In his conclusion, O’Brien argues for the significance of Delacroix’s late style to the grand tradition of painting and to the emergence of modernism, illuminating perhaps the biggest paradox of Delacroix. First, Delacroix extended this tradition, relying on Rubens in particular, and simultaneously marshaled it against contemporaneous European culture. He did this in part through his expressive use of painting’s formal elements, the power of which was like the elements of music, to transcend thought and become sensation. Here, Delacroix becomes a transitional figure, embracing “an aesthetic hierarchy based primarily on literary, philosophical and moral values” and at the same time showing the way to an art “based far more on immediate sensual experience” (153).

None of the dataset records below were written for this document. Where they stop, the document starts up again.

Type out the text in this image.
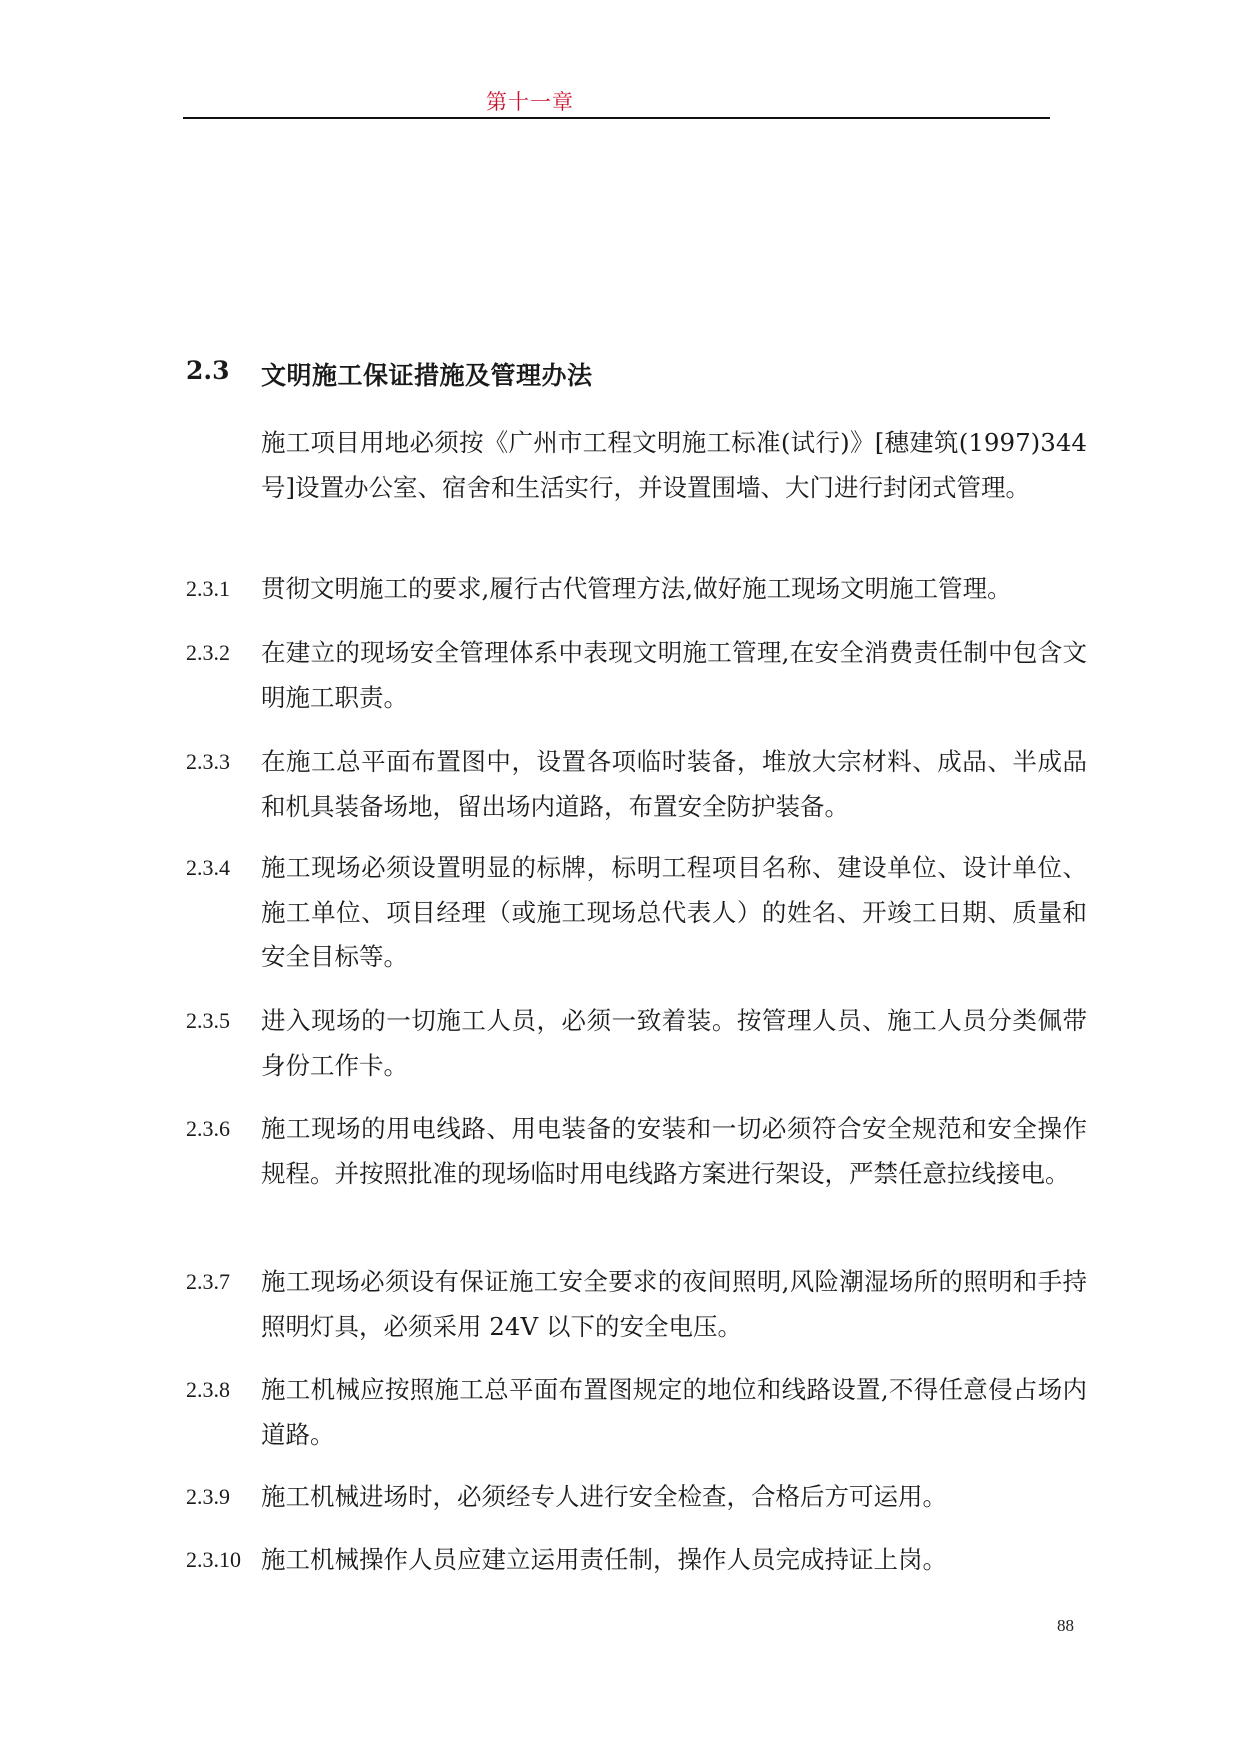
第十一章
2.3 文明施工保证措施及管理办法
施工项目用地必须按《广州市工程文明施工标准(试行)》[穗建筑(1997)344 号]设置办公室、宿舍和生活实行，并设置围墙、大门进行封闭式管理。
2.3.1 贯彻文明施工的要求,履行古代管理方法,做好施工现场文明施工管理。
2.3.2 在建立的现场安全管理体系中表现文明施工管理,在安全消费责任制中包含文明施工职责。
2.3.3 在施工总平面布置图中，设置各项临时装备，堆放大宗材料、成品、半成品和机具装备场地，留出场内道路，布置安全防护装备。
2.3.4 施工现场必须设置明显的标牌，标明工程项目名称、建设单位、设计单位、施工单位、项目经理（或施工现场总代表人）的姓名、开竣工日期、质量和安全目标等。
2.3.5 进入现场的一切施工人员，必须一致着装。按管理人员、施工人员分类佩带身份工作卡。
2.3.6 施工现场的用电线路、用电装备的安装和一切必须符合安全规范和安全操作规程。并按照批准的现场临时用电线路方案进行架设，严禁任意拉线接电。
2.3.7 施工现场必须设有保证施工安全要求的夜间照明,风险潮湿场所的照明和手持照明灯具，必须采用 24V 以下的安全电压。
2.3.8 施工机械应按照施工总平面布置图规定的地位和线路设置,不得任意侵占场内道路。
2.3.9 施工机械进场时，必须经专人进行安全检查，合格后方可运用。
2.3.10 施工机械操作人员应建立运用责任制，操作人员完成持证上岗。
88
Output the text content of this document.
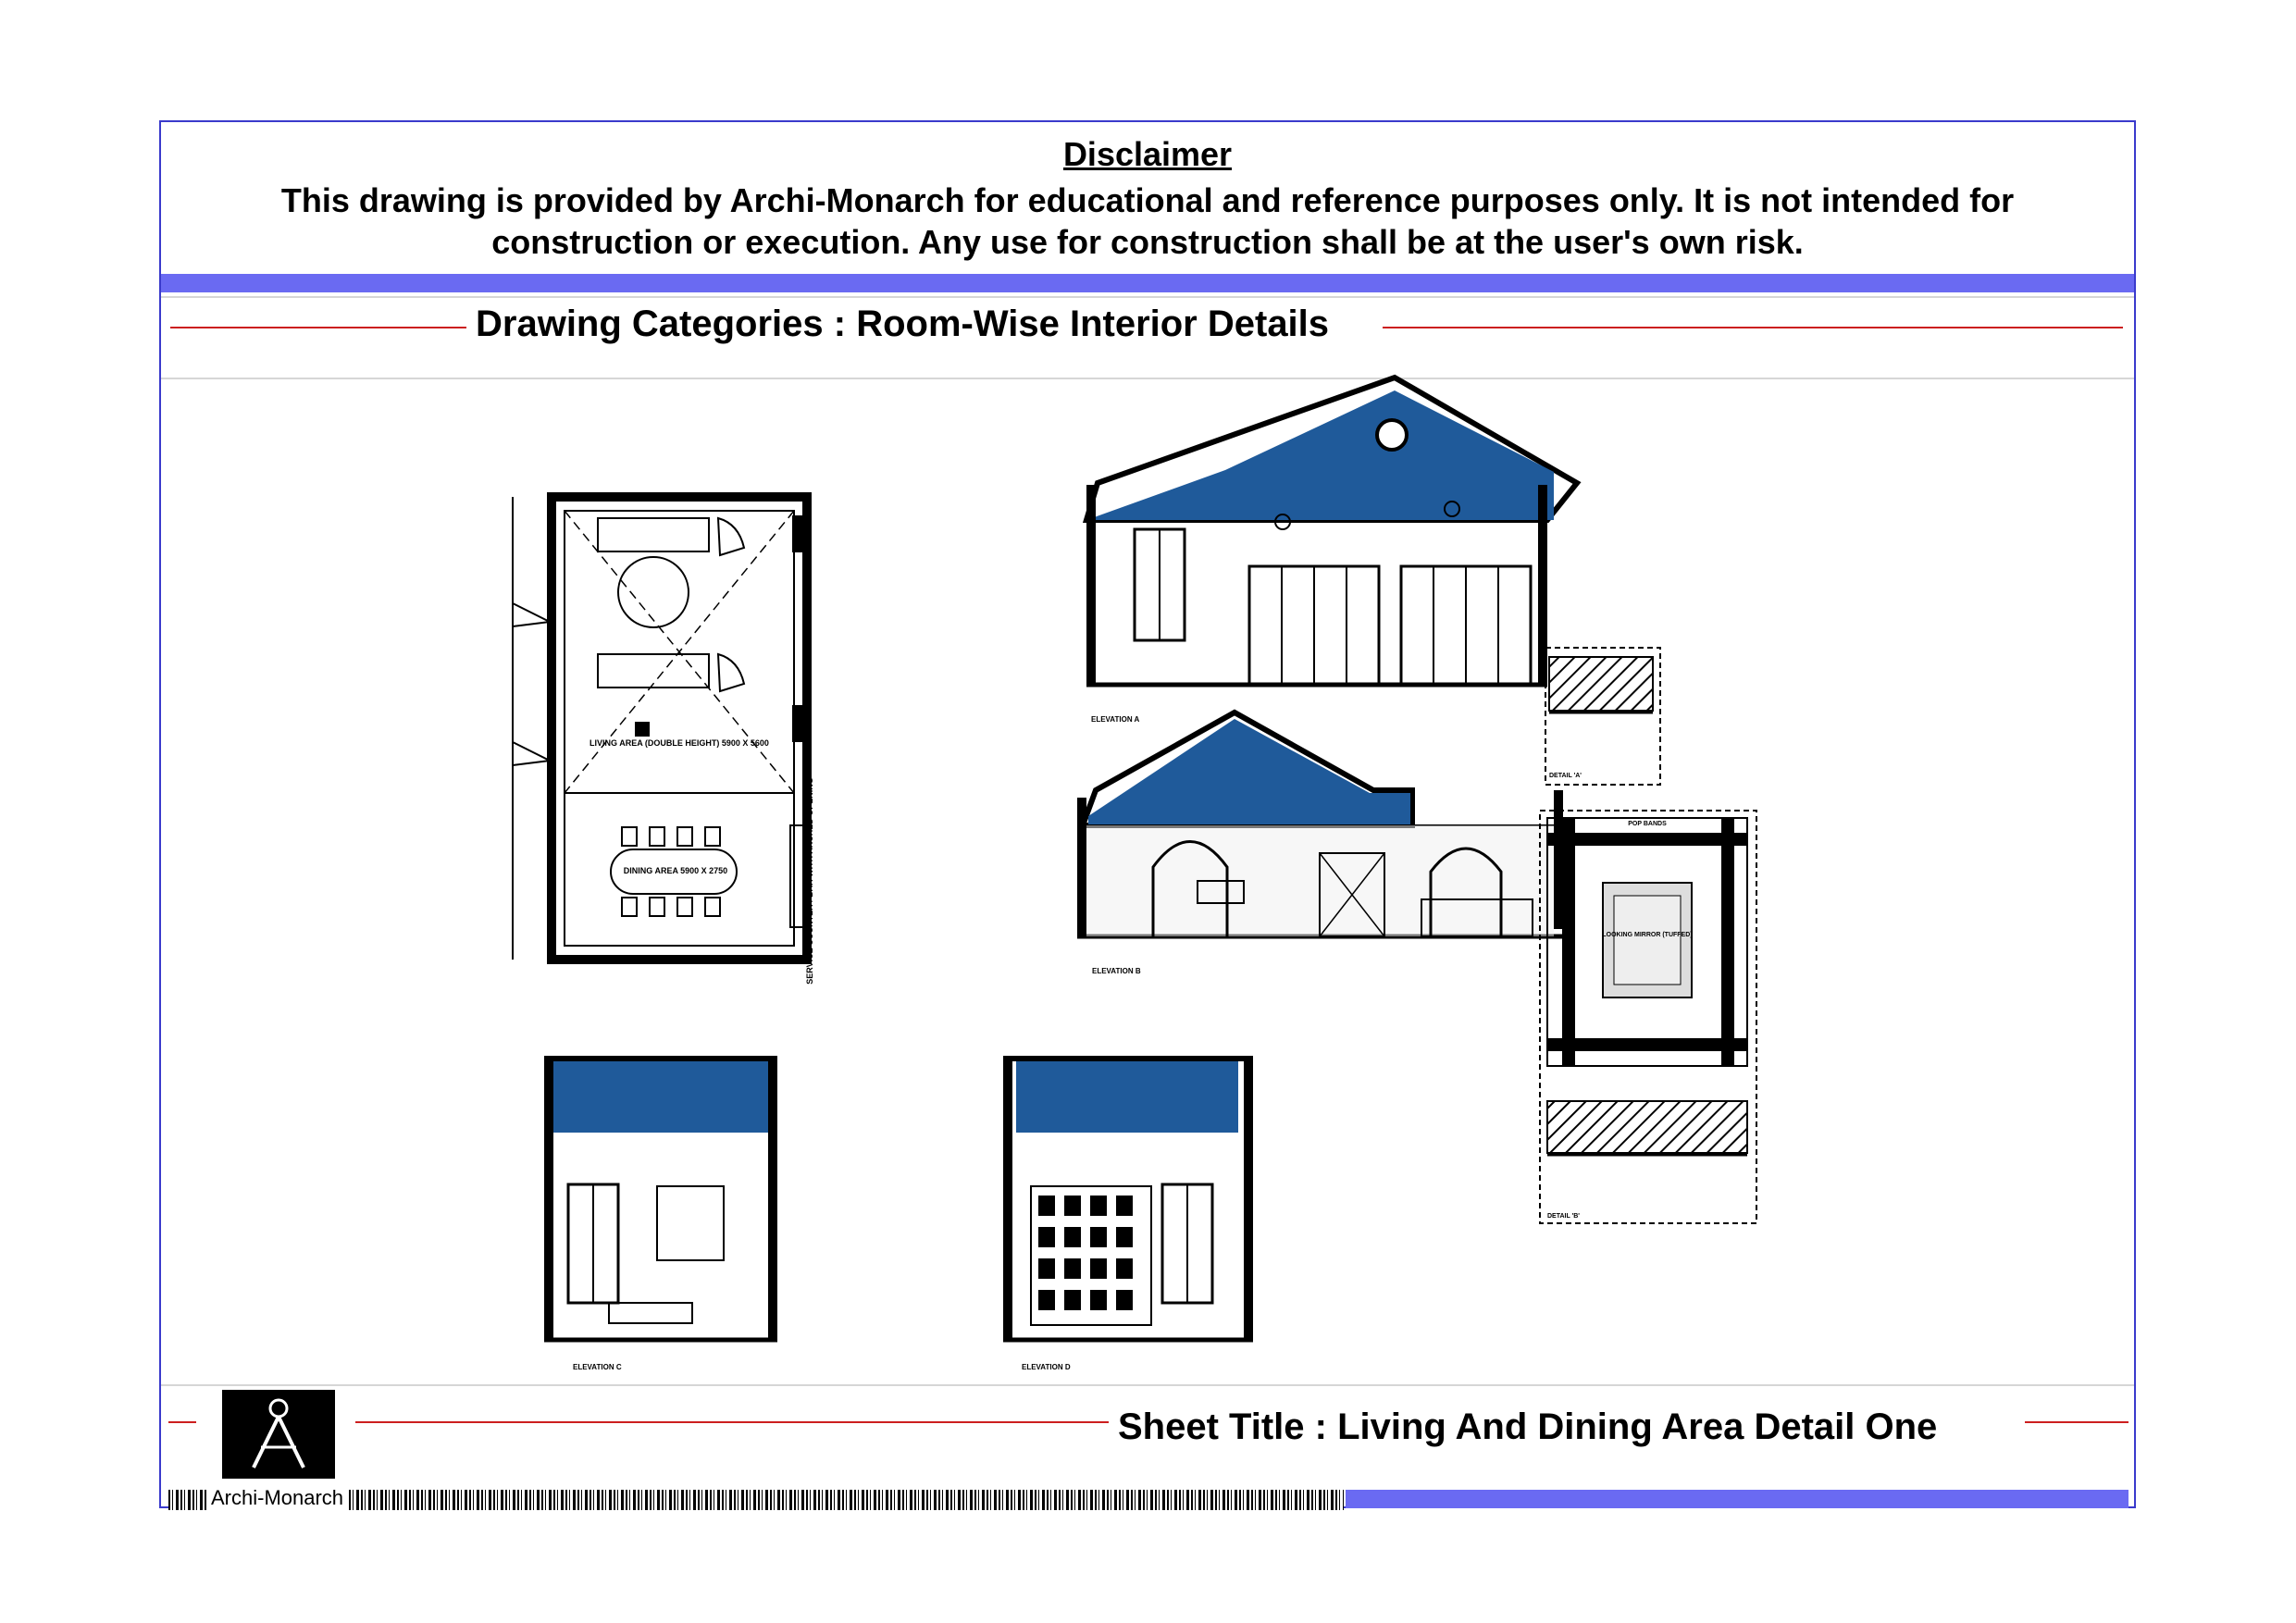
Disclaimer
This drawing is provided by Archi-Monarch for educational and reference purposes only. It is not intended for construction or execution. Any use for construction shall be at the user's own risk.
Drawing Categories : Room-Wise Interior Details
LIVING AREA (DOUBLE HEIGHT) 5900 X 5600
DINING AREA 5900 X 2750	SERVICE COUNTER / BAR WITH ARCHED OPENING
ELEVATION A
ELEVATION B
ELEVATION C	ELEVATION D
DETAIL 'A'
POP BANDS
LOOKING MIRROR (TUFFED)
DETAIL 'B'
Sheet Title : Living And Dining Area Detail One
Archi-Monarch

O’Brien has produced a significant critical work on Delacroix’s painting, ideas, and time. He breaks through the paradoxical Delacroix to decipher a certain consistency of thinking, charts a transformation in his art related in part to modernity, and reinserts Delacroix’s importance for the development of modernism. Among other contributions, he expands the discourse on Orientalism, stressing the developing nineteenth-century notion of the genre and Delacroix’s divergence from its ethnographic and illusionistic tendencies. His best chapter, which summarizes the major concerns of the book, is his discussion of wild animals and the hunt, at once intellectual biography, formalist art history, and cultural history. O’Brien is particularly skillful at visual analysis, which the book supports with truly excellent color plates laid out perfectly for reference. Also useful are his plan of the Bourbon Library paintings, the accompanying chart of antitheses in the ceiling, and the catalog entries on each of the twenty-two paintings, which could be more useful if figure numbers had been inserted in the text to refer to them. This reviewer would also like a more extended investigation of Delacroix’s understanding of civilization before his trip to North Africa and its transformation in his mid to late career, a project admittedly hampered by the relative paucity of quality early sources. Despite these minor criticisms, O’Brien has provided a model for art historians after the cultural turn in the humanities, reinserting a sensitive assessment and analysis of style into the making of meaning.

John P. Lambertson
Washington and Jefferson College
jlambertson[at]washjeff.edu



[1] Michele Hannoosh, Painting and the “Journal” of Eugène Delacroix (Princeton, NJ: Princeton University Press, 1995).